Однажды вечером, когда я сидела у Дункана после дневного свидания с Тоби, какой-то парень налетел на меня, обнял и заявил:

— Привет! Я призрак из твоего прошлого!

Волосы парня, некогда зеленые, теперь стали черными как смоль. Он по-прежнему был курчавым, с прической в стиле афро. Однако еще больше похудел. А светлая кожа — он всегда был бледным — теперь стала белой как мел. Но Хоуи Д’Амато остался самим собой — таким же ярким и экспансивным. Кажется, он был искренне рад видеть меня.

— Я и не знала, что вы с Дунканом поддерживаете связь, — сказала я, пока наш хозяин открывал бутылку красного вина и разливал его в три бокала.

— После универа в Нью-Йорке я год или около того прожил в Сан-Франциско — quelle surprise[113], — но в конце концов мне там до смерти надоело. И я, понятное дело, сбежал назад, на восток. Влез в издательское дело Нью-Йорка, сумел пробиться. Сейчас работаю в рекламном отделе «Сент-Мартинс Пресс». И вдруг вот этот красавчик заключает с нами контракт на написание большой книги о закате и падении идеализма 1960-х годов.

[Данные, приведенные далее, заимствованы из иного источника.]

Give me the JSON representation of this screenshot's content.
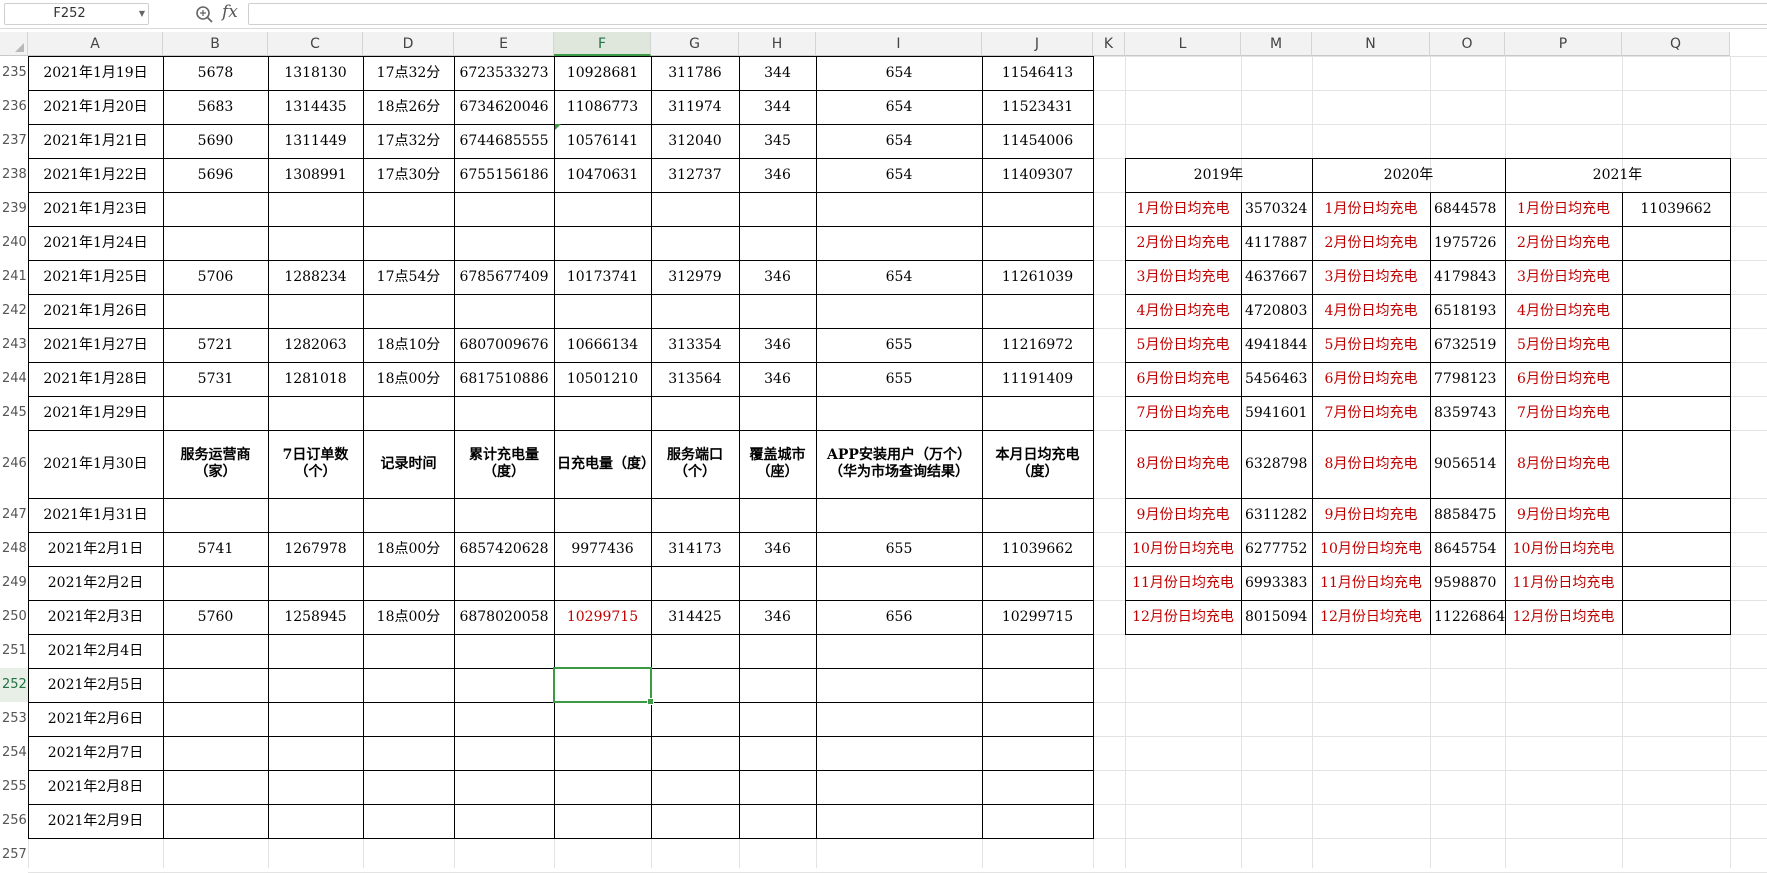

Когда редактор привел его в мой кабинет, я запрыгал и стал орать как ненормальный: «Это же один из тех немногих ребят в Боудине, который не называл меня Зеленым пидарасом!» А потом он рассказал мне, что ты изредка гостишь у него тут. Я, кстати, тебе написал, когда узнал, что случилось. И не надо оправдываться и объяснять, почему не ответила. Я все понимаю.

Я сжала руку Хоуи:

— Спасибо.

— Но сегодня я решил, что просто обязан зайти и узнать, как твои дела. Ты выглядишь просто потрясающе, девочка моя.

Я ответила, что Хоуи за это время не растерял своего таланта к преувеличениям.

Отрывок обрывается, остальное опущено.